The system consists of a base package, which contains the mapping software itself, and sets of accessory files--the maps. In my case, I received a map of Guilford County, North Carolina.
You can use Streets to locate streets or addresses, plan travel routes, and estimate travel costs. Want to know where Galway Drive is? Type in the name, and the street is highlighted. Want to get from here to there? The program includes a route calculation feature that scans all available pathways and picks the one its data says is most efficient.
The street maps, which include everything from interstate highways to footpaths, are used in conjunction with place maps, which you build to suit your needs. Using the map editor, you can add points of interest such as hotels, restaurants, or clients to your map. The place maps work as overlays to the street maps, so you can create several separate place maps to work with a single underlying street system.
Adding places is a simple process of pointing to the place's location on the map and then identifying it. Alternatively, if you have hundreds of locations to plot, Streets includes a feature called Autoplace, which reads a text file containing place information and locates those places on the map.
One of the program's more interesting features, Autoroute, finds the best route between any two points you specify. Depending on the distance, the number of streets involved, and the speed of your computer, this process can take several minutes--or hours--to complete.

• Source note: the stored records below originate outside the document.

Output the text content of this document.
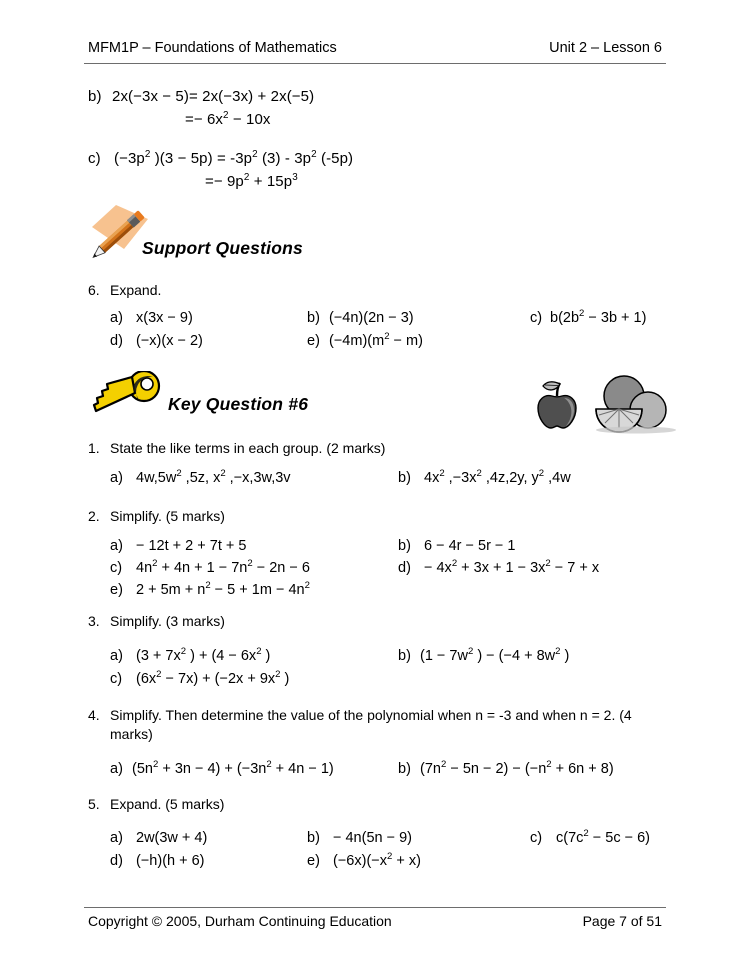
MFM1P – Foundations of Mathematics	Unit 2 – Lesson 6
b) 2x(−3x − 5)= 2x(−3x) + 2x(−5)
=− $6x^2 - 10x$
c) ($-3p^2$ )$(3 - 5p) = -3p^2$ $(3) - 3p^2$ (-5p)
=− $9p^2 + 15p^3$
Support Questions
6. Expand.
a) x(3x − 9)	b) (−4n)(2n − 3)	c) $b(2b^2 - 3b + 1)$
d) (−x)(x − 2)	e) $(-4m)(m^2 - m)$
Key Question #6
1. State the like terms in each group. (2 marks)
a) $4w,5w^2$ ,5z, $x^2$ ,−x,3w,3v	b) $4x^2$ $,-3x^2$ ,4z,2y, $y^2$ ,4w
2. Simplify. (5 marks)
a) − 12t + 2 + 7t + 5	b) 6 − 4r − 5r − 1
c) $4n^2 + 4n + 1 - 7n^2 - 2n - 6$	$d) - 4x^2 + 3x + 1 - 3x^2 - 7 + x$
e) $2 + 5m + n^2 - 5 + 1m - 4n^2$
3. Simplify. (3 marks)
a) ($3 + 7x^2$ ) + ($4 - 6x^2$ )	b) ($1 - 7w^2$ ) − ($-4 + 8w^2$ )
c) $(6x^2 - 7x) + (-2x + 9x^2$ )
4. Simplify. Then determine the value of the polynomial when n = -3 and when n = 2. (4 marks)
a) $(5n^2 + 3n - 4) + (-3n^2 + 4n - 1)$	b) $(7n^2 - 5n - 2) - (-n^2 + 6n + 8)$
5. Expand. (5 marks)
a) 2w(3w + 4)	b) − 4n(5n − 9)	c) $c(7c^2 - 5c - 6)$
d) (−h)(h + 6)	e) $(-6x)(-x^2 + x)$
Copyright © 2005, Durham Continuing Education	Page 7 of 51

I tested Autoroute with several of my regular destinations here in Greensboro, North Carolina, and found that, while it usually got me from here to there, it didn't always choose the routes I've found to be the most efficient. Streets on a Disk can figure mileage and calculate travel time (each street has a speed value associated with it), but the program doesn't have access to the intangibles, such as the stoplight that always seems to be red or the intersection where traffic's always backed up.
After calculating a route, the program can print out bot a map and a set of detailed travel instructions.

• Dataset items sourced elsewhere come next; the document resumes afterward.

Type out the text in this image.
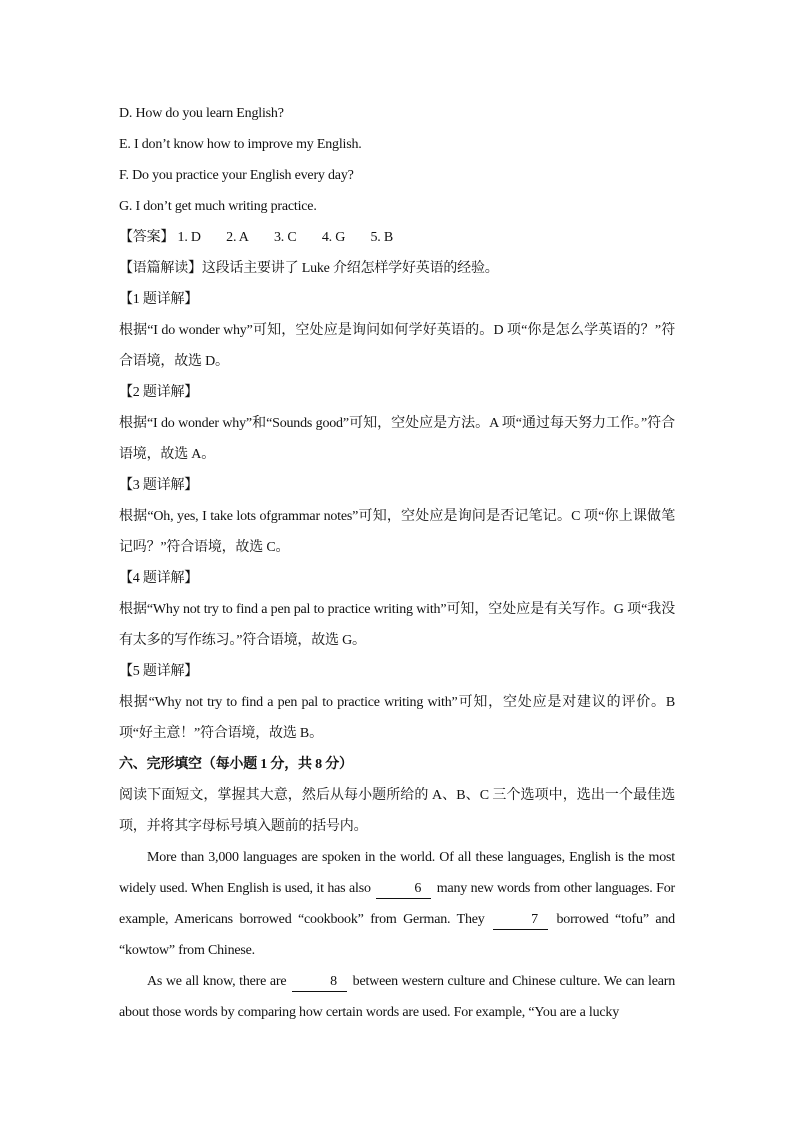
D. How do you learn English?
E. I don’t know how to improve my English.
F. Do you practice your English every day?
G. I don’t get much writing practice.
【答案】 1. D 2. A 3. C 4. G 5. B
【语篇解读】这段话主要讲了 Luke 介绍怎样学好英语的经验。
【1 题详解】
根据“I do wonder why”可知，空处应是询问如何学好英语的。D 项“你是怎么学英语的？”符合语境，故选 D。
【2 题详解】
根据“I do wonder why”和“Sounds good”可知，空处应是方法。A 项“通过每天努力工作。”符合语境，故选 A。
【3 题详解】
根据“Oh, yes, I take lots ofgrammar notes”可知，空处应是询问是否记笔记。C 项“你上课做笔记吗？”符合语境，故选 C。
【4 题详解】
根据“Why not try to find a pen pal to practice writing with”可知，空处应是有关写作。G 项“我没有太多的写作练习。”符合语境，故选 G。
【5 题详解】
根据“Why not try to find a pen pal to practice writing with”可知，空处应是对建议的评价。B 项“好主意！”符合语境，故选 B。
六、完形填空（每小题 1 分，共 8 分）
阅读下面短文，掌握其大意，然后从每小题所给的 A、B、C 三个选项中，选出一个最佳选项，并将其字母标号填入题前的括号内。
More than 3,000 languages are spoken in the world. Of all these languages, English is the most widely used. When English is used, it has also	6 many new words from other languages. For example, Americans borrowed “cookbook” from German. They	7 borrowed “tofu” and “kowtow” from Chinese.
As we all know, there are	8 between western culture and Chinese culture. We can learn about those words by comparing how certain words are used. For example, “You are a lucky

The program's map files are constructed from government data and are quite accurate with a few exceptions: One-way streets are not identified, roads that have been recently built or recently relocated are not shown, and the program may incorrectly interpret some highway overpasses as intersections.
According to Klynas Engineering, the program's creator, these problems are to be expected, but all of them can be corrected with the help of the street editor. In fact, the maps are working documents that users are expected to edit.
Streets on a Disk is not the easiest-to-use program in the world. Although it permits the use of the keyboard and/or mouse, the interface is nonstandard and difficult to use. For example, to make a menu bar selection, you click the right mouse button until the option you want is highlighted and then click the left button to select it. The documentation, while providing generally adequate information about using the program's features, is antiquated in appearance.
Despite the unusual interface, Streets on a Disk is an extremely powerful mapping tool that includes many more features and utilities than have been mentioned here. If you have heavy-duty mapping requirements, you should give this program a good look, keeping in mind that you'll need a fast system and a large amount of hard disk space to run it.